Michael stepped closer, voice rough. “You won’t help him by falling apart. Go rest. Eat something. You can come right back.”
I looked at Eli again. The rise and fall of his chest. The steady blink of the monitor. The faint hiss of the ventilator keeping a rhythm for him.
Leaving was a betrayal. Walking away from everything I’d failed to protect.
But the room tilted, just slightly, and I realized I was shaking. My limbs ached, my skin prickled beneath the crust of dried sweat and panic. Then I looked down—and froze. I was still wearing the same scrubs I’d had on when they wheeled him into my ER.
Jesus fuck.His blood was still on me.
“I’ll only be gone an hour,” I whispered. It sounded like a plea for permission.
Melissa nodded. “Go on, sweetheart. We’ll stay.”
I stood on legs that didn’t feel like mine, leaning on the rail for balance. When I bent to press a kiss to Eli’s forehead, my lips brushed the edge of tape and tubing. “I’ll be right back,” I murmured. “You hear me? Don’t you go anywhere.”
Then I turned toward the door.
The hallway beyond was filled with life. Every sound was an offense—the squeak of a gurney wheel, the laughter from some other corridor where good news existed. My hand found the wall just to steady myself.
By the time I made it to the elevator, my vision had blurred. I could still smell him—soap, antiseptic, the faint trace of the hospital that clung to him like a second skin—and the thought of washing that away made me sick. But that wasn’t Eli’s real scent, and thinking I might never get to smellthatversion of him again made me sicker.
When the doors slid open, I stepped inside, and it hit me how wrong the air felt without the sound of his monitor.

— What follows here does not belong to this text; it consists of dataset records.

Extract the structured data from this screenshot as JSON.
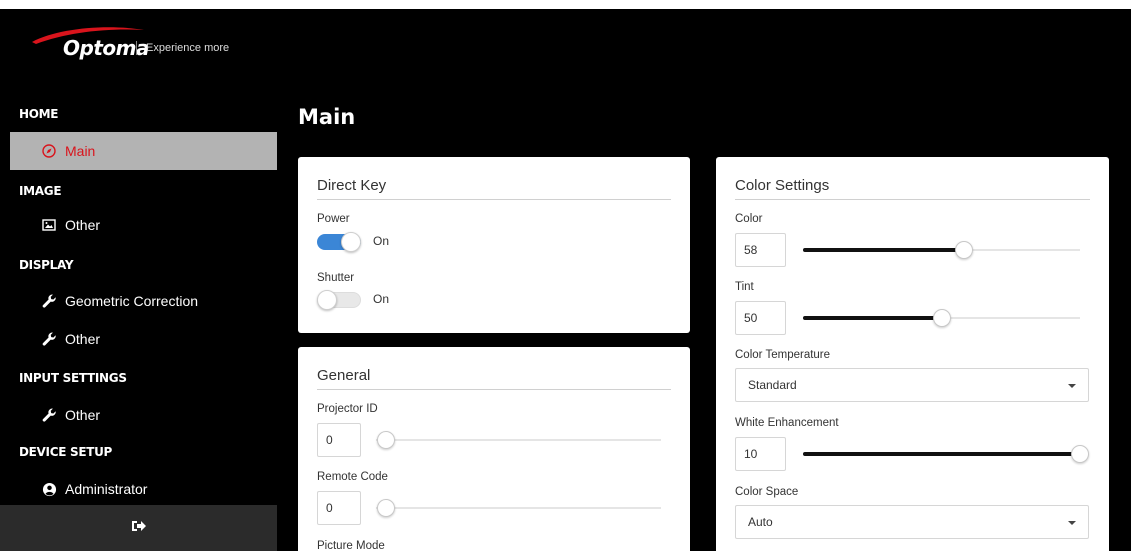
{
  "header": {
    "brand": "Optoma",
    "tagline": "Experience more"
  },
  "sidebar": {
    "sections": [
      {
        "title": "HOME",
        "items": [
          {
            "label": "Main",
            "icon": "compass-icon",
            "active": true
          }
        ]
      },
      {
        "title": "IMAGE",
        "items": [
          {
            "label": "Other",
            "icon": "image-icon"
          }
        ]
      },
      {
        "title": "DISPLAY",
        "items": [
          {
            "label": "Geometric Correction",
            "icon": "wrench-icon"
          },
          {
            "label": "Other",
            "icon": "wrench-icon"
          }
        ]
      },
      {
        "title": "INPUT SETTINGS",
        "items": [
          {
            "label": "Other",
            "icon": "wrench-icon"
          }
        ]
      },
      {
        "title": "DEVICE SETUP",
        "items": [
          {
            "label": "Administrator",
            "icon": "user-circle-icon"
          }
        ]
      }
    ],
    "logout_icon": "sign-out-icon"
  },
  "main": {
    "title": "Main",
    "direct_key": {
      "title": "Direct Key",
      "power": {
        "label": "Power",
        "state": "On",
        "enabled": true
      },
      "shutter": {
        "label": "Shutter",
        "state": "On",
        "enabled": false
      }
    },
    "general": {
      "title": "General",
      "projector_id": {
        "label": "Projector ID",
        "value": "0",
        "min": 0,
        "max": 99
      },
      "remote_code": {
        "label": "Remote Code",
        "value": "0",
        "min": 0,
        "max": 99
      },
      "picture_mode": {
        "label": "Picture Mode"
      }
    },
    "color_settings": {
      "title": "Color Settings",
      "color": {
        "label": "Color",
        "value": "58",
        "fraction": 0.58
      },
      "tint": {
        "label": "Tint",
        "value": "50",
        "fraction": 0.5
      },
      "color_temperature": {
        "label": "Color Temperature",
        "value": "Standard"
      },
      "white_enhancement": {
        "label": "White Enhancement",
        "value": "10",
        "fraction": 1.0
      },
      "color_space": {
        "label": "Color Space",
        "value": "Auto"
      }
    }
  },
  "colors": {
    "accent": "#3b86d6",
    "active_text": "#d9141c",
    "active_bg": "#b3b3b3",
    "background": "#000000"
  }
}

I went home because they’d asked me to. Because I had no fight left. Because I was afraid that if I stayed another minute, I’d shatter completely.
But as the elevator doors closed, I whispered to no one, “Please still be breathing when I get back.”
Chapter 15
Ghosts
ADRIAN
When I pulled into the driveway, the first thing that hit me was the empty space. Eli’s car was gone. Scrapped somewhere, twisted beyond recognition. The house looked the same, but it felt wrong. Hollow. Because I knew he wasn’t inside waiting for me.
I unlocked the door and stepped into the quiet. The fresh linen plug-in assaulted my nose. Citrus cleaner lingered from the last mopping. Familiar, domestic scents that should’ve felt safe. Instead, they burned in my lungs, a cruel imitation of normal.
The house smelled alive, but Eli wasn’t in it.
In the kitchen, my body moved on autopilot. I opened cabinets, the fridge, and closed them again without seeing a thing. My hand brushed over the pile of mail on the counter, the rhythm of ordinary life mocking me. I poured water but forgot to drink it. My hands wouldn’t stop shaking.
Then I saw it—the vase. The one I’d bought him years ago. A blue swirl decorated the base of the blown glass. I’d told myself it was thoughtful. Romantic. But it had become a ritual of guilt. Every bouquet an apology for the half-finished conversations, cut short by a pager or a late-night call from the hospital. Every bed made for two, but slept in alone.
The sight of it undid me.
“Fuck!”
I swiped it from the counter, the crash ringing through the kitchen like a gunshot. Water and shards scattered everywhere. I didn’t even feel the sting as glass cut into my palm. I just kept shouting his name over and over, tearing at my hair, sinking to the floor.
The sound that came out of me didn’t belong to a doctor or a husband. It was something feral, grief stripped down to the bone.
I stayed there on the floor, knees drawn up, back pressed to the cabinet, the tile cold under my ass. The water from the shattered vase crept toward me in slow streams, soaking the hem of my scrub pants. It didn’t matter. Nothing did.
I let my head fall back against the cabinet door and just breathed. The quiet pressed in, thick and absolute—until it wasn’t. For a second, I could swear I heard the clatter of a pan, the rhythm of a knife hitting a cutting board. I almost laughed. The brain was cruel that way, dragging me through wreckage one heartbeat, and memory the next.
Steam. Garlic. The faint burn of olive oil in the pan. Eli shaking his ass as he stood barefoot in one of my old T-shirts, sleeves rolled to his elbows.
“Don’t hover,” he said without looking up. “You’re making me nervous.”